Equador lança campanha focada na qualidade e no mercado.
Um arranque mais lento do que o esperado redefine o pontapé de saída da campanha.
Atrasos na produção, melhoria da qualidade da fruta e preços firmes na Europa marcam o início da época do abacate no Equador, com fevereiro e março como meses-chave.
O início da época de exportação de abacate do Equador ocorre num contexto de ajustes na produção, sinais positivos do mercado internacional e crescente pressão logística. É desta forma que Santiago Pinto, diretor da Interanza , descreve o início da temporada e as variáveis que vão definir o seu desenvolvimento durante o primeiro trimestre.
Segundo dados do Sistema Público de Informação Agrícola (SIPA), a cultura do abacate tornou-se um setor em expansão no Equador, com uma produção superior a 34 mil toneladas e uma área plantada de quase 9 mil hectares, dos quais aproximadamente 35% são dedicados à variedade Hass. Embora uma parcela significativa desta produção se destine ao mercado interno, o segmento de exportação tem vindo a ganhar terreno, principalmente para a variedade Hass.
Um arranque mais lento do que o esperado.
Esta temporada, o arranque foi mais tardio do que o habitual. "Começámos tarde em dezembro, fruto de um período de trabalho intenso de cerca de oito a dez semanas, que concentrou a nossa produção no primeiro trimestre", explica Pinto. Este atraso foi agravado por uma pequena seca em Dezembro, um fenómeno invulgar em comparação com as épocas anteriores, que abrandou ainda mais o ritmo inicial.
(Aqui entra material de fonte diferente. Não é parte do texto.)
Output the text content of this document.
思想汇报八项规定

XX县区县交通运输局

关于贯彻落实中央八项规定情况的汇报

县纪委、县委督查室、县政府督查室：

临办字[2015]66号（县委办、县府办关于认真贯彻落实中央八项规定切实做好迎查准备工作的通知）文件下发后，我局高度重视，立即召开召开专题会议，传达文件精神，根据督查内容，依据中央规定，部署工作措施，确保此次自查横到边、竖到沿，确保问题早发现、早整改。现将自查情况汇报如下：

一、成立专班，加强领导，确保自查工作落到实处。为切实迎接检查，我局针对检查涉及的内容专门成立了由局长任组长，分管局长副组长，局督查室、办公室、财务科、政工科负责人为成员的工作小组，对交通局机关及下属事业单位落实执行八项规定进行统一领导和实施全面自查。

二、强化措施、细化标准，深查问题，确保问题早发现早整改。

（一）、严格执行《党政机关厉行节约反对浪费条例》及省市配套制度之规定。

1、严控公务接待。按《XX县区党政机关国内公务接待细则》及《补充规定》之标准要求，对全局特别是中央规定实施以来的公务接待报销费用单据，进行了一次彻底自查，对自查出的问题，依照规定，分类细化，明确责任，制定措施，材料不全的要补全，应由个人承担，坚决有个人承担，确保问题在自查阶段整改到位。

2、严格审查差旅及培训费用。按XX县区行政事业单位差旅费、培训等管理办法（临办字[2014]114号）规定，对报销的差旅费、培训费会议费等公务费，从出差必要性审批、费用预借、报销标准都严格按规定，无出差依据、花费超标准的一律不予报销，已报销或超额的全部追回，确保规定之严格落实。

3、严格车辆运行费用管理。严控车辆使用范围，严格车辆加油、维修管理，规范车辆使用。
Como resultado, janeiro começou com volumes ainda baixos, embora a previsão seja de uma mudança significativa nas próximas semanas. "Prevemos um aumento do volume, sobretudo a partir da quinta e sexta semanas, o que nos leva a um fevereiro e março bastante movimentados, com um volume significativo esperado", observa o executivo.
Este contexto produtivo coincidiu com um cenário internacional favorável. Embora a Colômbia tenha mantido exportações significativas, os volumes não foram suficientes para satisfazer a procura semanal do mercado europeu, o que manteve os preços elevados para esta época do ano. "Isto ajudou a manter os preços bastante elevados. Não sabemos por quanto tempo isto vai durar, mas, se durar, será uma época muito interessante para fevereiro e março", acrescenta Pinto.
Qualidade da fruta, mercado local e pressão logística
Para além do volume, um dos principais aspetos que marcou o início desta temporada foi a qualidade. Os primeiros carregamentos confirmaram o que já se previa para o segundo semestre do ano passado. “Estamos a ver fruta em melhores condições, com uma menor percentagem de descartes, ao contrário do ano passado, em que o índice foi bastante elevado devido a problemas climáticos”, explica Pinto. Além disso, a distribuição por tamanho mostra uma maior presença de frutos grandes e médios, em contraste com a época anterior, que foi dominada por frutos pequenos.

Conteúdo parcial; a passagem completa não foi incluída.